A lot of my anxiety about gifts comes from my extremely good luck as
a child of having multiple Christmas and birthday celebrations with
my various family groups. Being the only child/grandchild/niece in the
family for 7 years, I got a lot of gifts. My mother, a virtuous woman
through and through, deeply ingrained in me the importance of gratitude
and appreciation. So I think I had a little bit of a complex early on
about receiving so many undeserved gifts and feeling unable to respond
in kind. I still feel guilty when I receive a gift greater in value
than one I have given. I suppose I project this "receiver's anxiety"
onto others and assume that when a gift is given randomly and is greater
in value than what that person would be able/ willing to give to me,
that there may be the danger of offending or disheartening the receiver.
Besides all this mental hang-up, I also had an attempted gifting experience
which set me back some. The intended recipient was an older homeless
woman. She could, I think, be aptly described as a "bag lady".
She had a shopping cart full of bags of stuff and was wearing clothes
in need of washing. She, herself, looked like she could really use $20.
But when I approached her, she quickly turned away from me, at first
ignoring me, then snapping that no, she didn't want anything from me,
and that I should leave. I felt that I had insulted her and regretted
I think there's a stigma attached to cash. It's a little pretentious,
somehow competitive, a status symbol. And in a society that's so used
to handing cash over a counter in exchange for some thing, it almost
seems that the giving of money pre-assumes there will be something given
in return, which makes it awkward for the receiver. Especially in this
case, where the recipient didn't ask for anything, and presumably did
nothing to deserve the gift, the sudden exchange quite unconsciously
asks something of the recipient.
After reconsidering these revelations, however, I realized most of what
was in the way of this great and generous project were my own insecurities.
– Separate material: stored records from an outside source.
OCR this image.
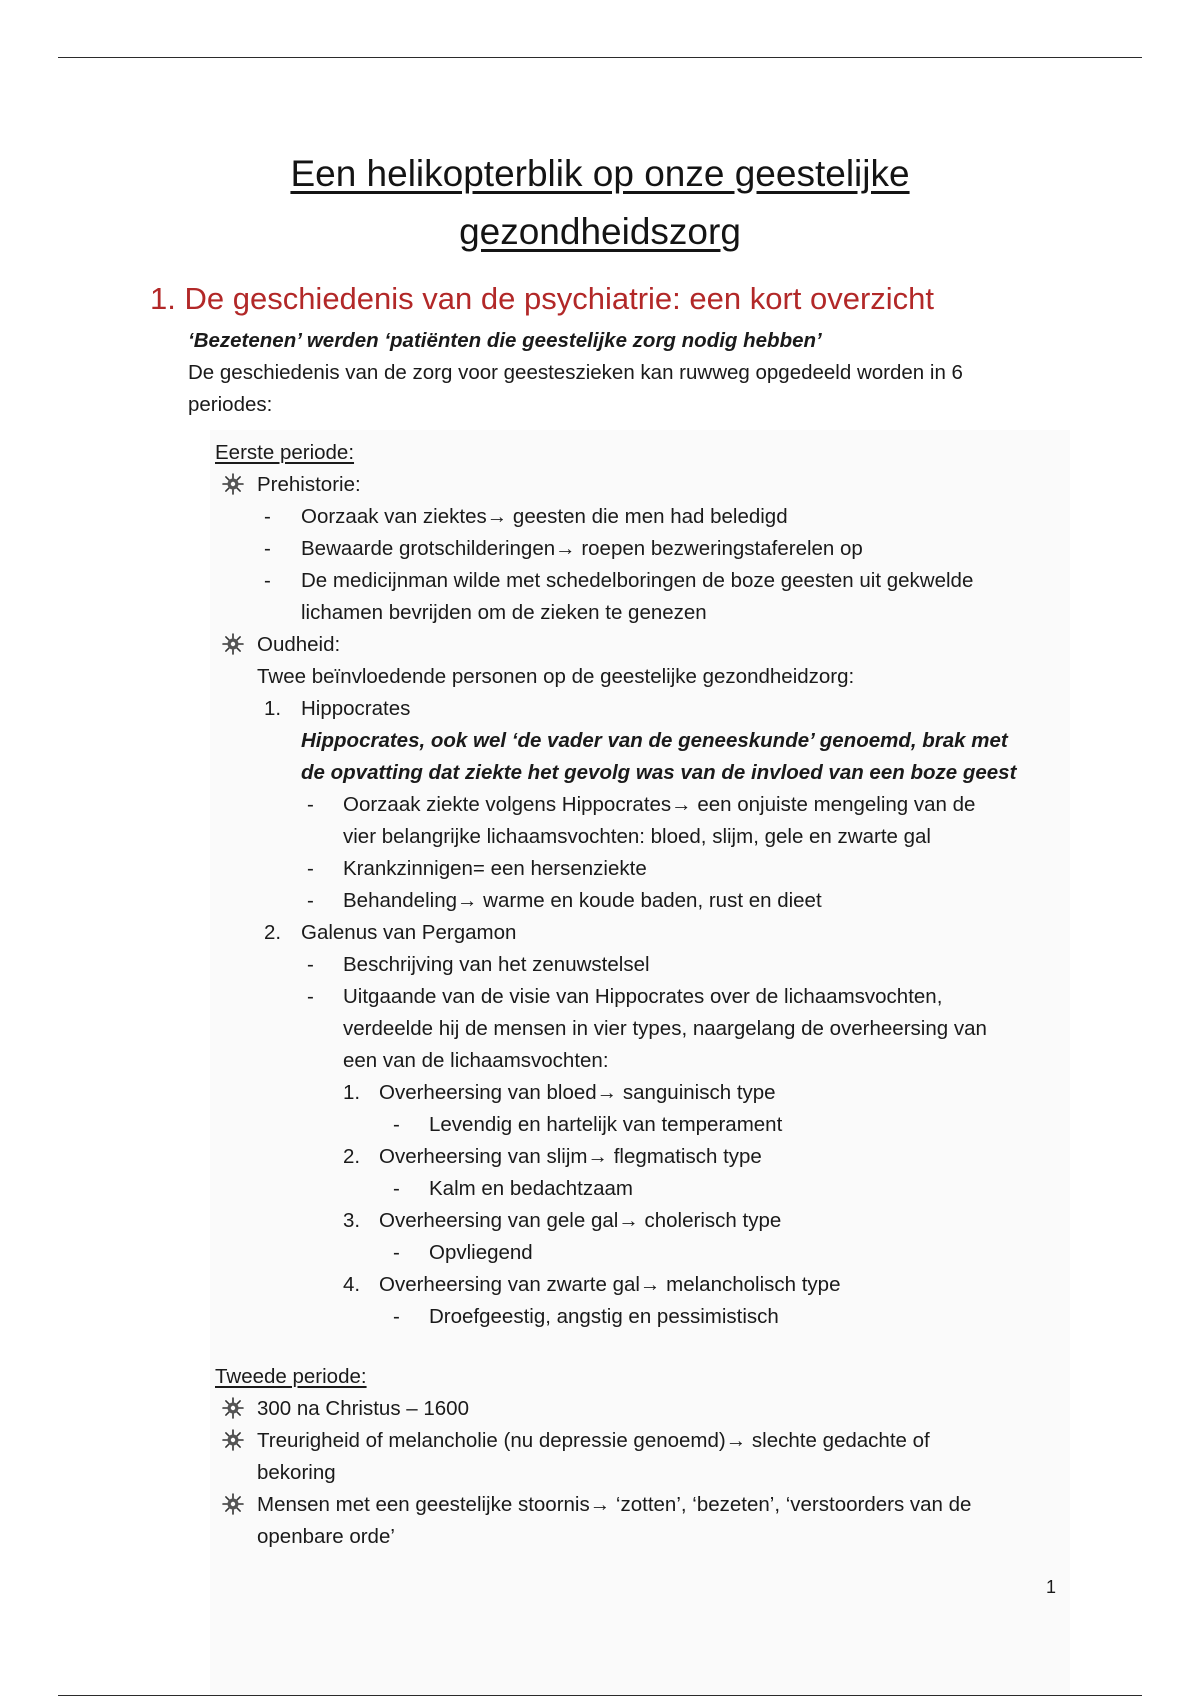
Een helikopterblik op onze geestelijke
gezondheidszorg
1. De geschiedenis van de psychiatrie: een kort overzicht
‘Bezetenen’ werden ‘patiënten die geestelijke zorg nodig hebben’
De geschiedenis van de zorg voor geesteszieken kan ruwweg opgedeeld worden in 6
periodes:
Eerste periode:
Prehistorie:
- Oorzaak van ziektes→ geesten die men had beledigd
- Bewaarde grotschilderingen→ roepen bezweringstaferelen op
- De medicijnman wilde met schedelboringen de boze geesten uit gekwelde
lichamen bevrijden om de zieken te genezen
Oudheid:
Twee beïnvloedende personen op de geestelijke gezondheidzorg:
1. Hippocrates
Hippocrates, ook wel ‘de vader van de geneeskunde’ genoemd, brak met
de opvatting dat ziekte het gevolg was van de invloed van een boze geest
- Oorzaak ziekte volgens Hippocrates→ een onjuiste mengeling van de
vier belangrijke lichaamsvochten: bloed, slijm, gele en zwarte gal
- Krankzinnigen= een hersenziekte
- Behandeling→ warme en koude baden, rust en dieet
2. Galenus van Pergamon
- Beschrijving van het zenuwstelsel
- Uitgaande van de visie van Hippocrates over de lichaamsvochten,
verdeelde hij de mensen in vier types, naargelang de overheersing van
een van de lichaamsvochten:
1. Overheersing van bloed→ sanguinisch type
- Levendig en hartelijk van temperament
2. Overheersing van slijm→ flegmatisch type
- Kalm en bedachtzaam
3. Overheersing van gele gal→ cholerisch type
- Opvliegend
4. Overheersing van zwarte gal→ melancholisch type
- Droefgeestig, angstig en pessimistisch
Tweede periode:
300 na Christus – 1600
Treurigheid of melancholie (nu depressie genoemd)→ slechte gedachte of
bekoring
Mensen met een geestelijke stoornis→ ‘zotten’, ‘bezeten’, ‘verstoorders van de
openbare orde’
1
I forced myself out of that frame of mind so that I was finally able
to complete the experiment. In my gifting, I gave to two people who
were homeless, one traveling youth and one out-of-work man. The hardest
part for me about the exchange with these people was the unfortunate
vibe that the gift was demeaning to them, that I expected gracious thanks
and praise, that I thought myself above them because I was in a position
to give while they were only in a position to receive. Which is, of
course, not the attitude this project hopes to inspire. In other words,
the cash favor made me feel like the recipient felt like I wanted them
to fell indebted to me. There's a lot of subliminal communication that
goes on between strangers, after all. Think about your daily interaction
with strangers. At least for me, it's usually unspoken: looks, body
language. In this case, the recipient is responsible for making a snap
judgment about the purpose, legitimacy, and intention of the gift and
me, the giver. Today, it's easy to assume if someone gives you something
for free, the next thing they will do is try to rip you off. Anymore,
it takes a lot of effort to trust anyone. So perhaps I am asking a lot
of this recipient. I am also expecting them to smile and say thank you,
to let me take their picture in the somewhat vulnerable position of
recipient of "undue" reward.
I can't of course, know how
the gift effected my recipients directly, or indirectly, however on
both accounts I was afterwards engaged in conversation which I enjoyed,
and which functioned as a more than adequate "thank you".
In hind sight, I think I made the whole thing out to be a lot bigger
of a deal than it had to be. I'm glad Jim is heading this project, I'm
glad to have participated. But from now on, I think I'll stick to bracelets.